BCMA CAR-T is associated with high-rates of response in relapsed/refractory MM, however, it is not a curative treatment with eventual relapse. Additionally, there is a proportion of patient with early relapse. The absolute lymphocyte count during the first 2 weeks has been associated with CAR-T cell expansion, clinical outcomes, and toxicity.

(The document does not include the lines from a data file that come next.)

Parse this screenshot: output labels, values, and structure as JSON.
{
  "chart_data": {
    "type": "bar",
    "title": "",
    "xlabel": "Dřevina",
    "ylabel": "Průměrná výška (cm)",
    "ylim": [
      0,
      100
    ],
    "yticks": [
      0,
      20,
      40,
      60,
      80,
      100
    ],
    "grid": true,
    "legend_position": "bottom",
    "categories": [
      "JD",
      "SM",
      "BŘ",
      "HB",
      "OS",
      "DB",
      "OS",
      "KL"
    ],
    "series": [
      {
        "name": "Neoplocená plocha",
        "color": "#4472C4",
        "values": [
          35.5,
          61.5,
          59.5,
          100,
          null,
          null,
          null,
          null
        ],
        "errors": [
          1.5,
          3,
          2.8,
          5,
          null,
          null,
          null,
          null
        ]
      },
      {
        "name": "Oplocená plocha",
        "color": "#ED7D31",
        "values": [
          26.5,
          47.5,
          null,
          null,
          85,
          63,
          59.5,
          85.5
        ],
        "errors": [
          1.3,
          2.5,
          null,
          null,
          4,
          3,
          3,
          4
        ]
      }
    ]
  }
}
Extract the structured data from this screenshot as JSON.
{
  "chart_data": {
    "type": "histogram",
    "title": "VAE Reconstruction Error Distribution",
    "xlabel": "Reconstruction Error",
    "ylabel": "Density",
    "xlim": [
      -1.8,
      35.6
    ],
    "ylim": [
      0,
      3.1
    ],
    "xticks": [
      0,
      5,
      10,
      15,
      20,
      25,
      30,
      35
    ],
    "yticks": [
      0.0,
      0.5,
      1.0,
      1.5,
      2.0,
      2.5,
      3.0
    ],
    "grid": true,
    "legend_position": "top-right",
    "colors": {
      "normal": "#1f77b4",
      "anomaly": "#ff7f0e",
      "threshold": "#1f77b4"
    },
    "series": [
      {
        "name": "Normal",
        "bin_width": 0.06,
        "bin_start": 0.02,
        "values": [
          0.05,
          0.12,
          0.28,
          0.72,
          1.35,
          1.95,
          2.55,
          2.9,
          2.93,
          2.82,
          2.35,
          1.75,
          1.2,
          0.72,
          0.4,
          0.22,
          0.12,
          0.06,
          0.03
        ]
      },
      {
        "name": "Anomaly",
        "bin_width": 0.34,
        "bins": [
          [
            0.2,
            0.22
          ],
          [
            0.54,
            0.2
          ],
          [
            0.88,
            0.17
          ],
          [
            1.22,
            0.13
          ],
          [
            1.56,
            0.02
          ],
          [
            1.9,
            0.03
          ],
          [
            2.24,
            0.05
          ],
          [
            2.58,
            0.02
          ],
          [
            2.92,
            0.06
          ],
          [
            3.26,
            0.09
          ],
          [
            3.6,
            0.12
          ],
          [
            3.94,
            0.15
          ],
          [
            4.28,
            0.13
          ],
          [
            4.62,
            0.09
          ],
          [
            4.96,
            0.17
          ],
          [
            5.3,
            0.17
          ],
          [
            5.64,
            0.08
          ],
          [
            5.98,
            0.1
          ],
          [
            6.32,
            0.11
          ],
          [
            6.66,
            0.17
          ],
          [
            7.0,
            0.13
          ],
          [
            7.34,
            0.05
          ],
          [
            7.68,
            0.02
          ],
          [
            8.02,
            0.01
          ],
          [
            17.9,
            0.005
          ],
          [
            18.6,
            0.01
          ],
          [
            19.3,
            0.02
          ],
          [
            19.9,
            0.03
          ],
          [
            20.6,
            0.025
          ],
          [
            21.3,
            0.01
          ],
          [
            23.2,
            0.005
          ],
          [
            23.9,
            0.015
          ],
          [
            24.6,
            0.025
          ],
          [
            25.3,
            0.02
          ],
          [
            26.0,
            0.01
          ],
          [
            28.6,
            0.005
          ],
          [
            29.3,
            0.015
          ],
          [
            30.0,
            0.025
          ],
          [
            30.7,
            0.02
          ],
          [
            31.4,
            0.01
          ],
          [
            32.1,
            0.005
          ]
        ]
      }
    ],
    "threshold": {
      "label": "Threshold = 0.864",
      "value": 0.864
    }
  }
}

The authors describe outcomes of 133 patients treated with ciltacabtagene autoleucel (cilta-cel, 73 patients) and idecabtagene autoleucel (ide-cel, 61 patients) for relapsed MM at a single institution. The authors assessed ALC from day 0 through +21 post CAR-T cell infusion and its impact with efficacy and toxicity. The ALC profile was significantly different between CAR-T products, with ide-cel having earlier and lower peak ALC when compared to cilta-cel (0.65 vs. 2.45 x 10³/uL, p < 0.01 , median time to peak 11 vs. 12 days, p = 0.14). With a median follow up of 1.5 years, the median PFS and OS was not reached. Peak ALC and the time to peak ALC was associated with improved outcomes that persisted in multivariable analysis after adjusting for other variables as mentioned above. Importantly, the effect of ALC was seen both when used as a continuous and dichotomous variable. Patients treated with Ide-cel had lower rates of ALC >1 x 10³/uL when compared to cilta-cel (33.9% vs. 79.5%, p < 0.01).

The authors conclude that ALC is an important prognostic factor following BCMA CAR-T and their findings are in line with previous publications.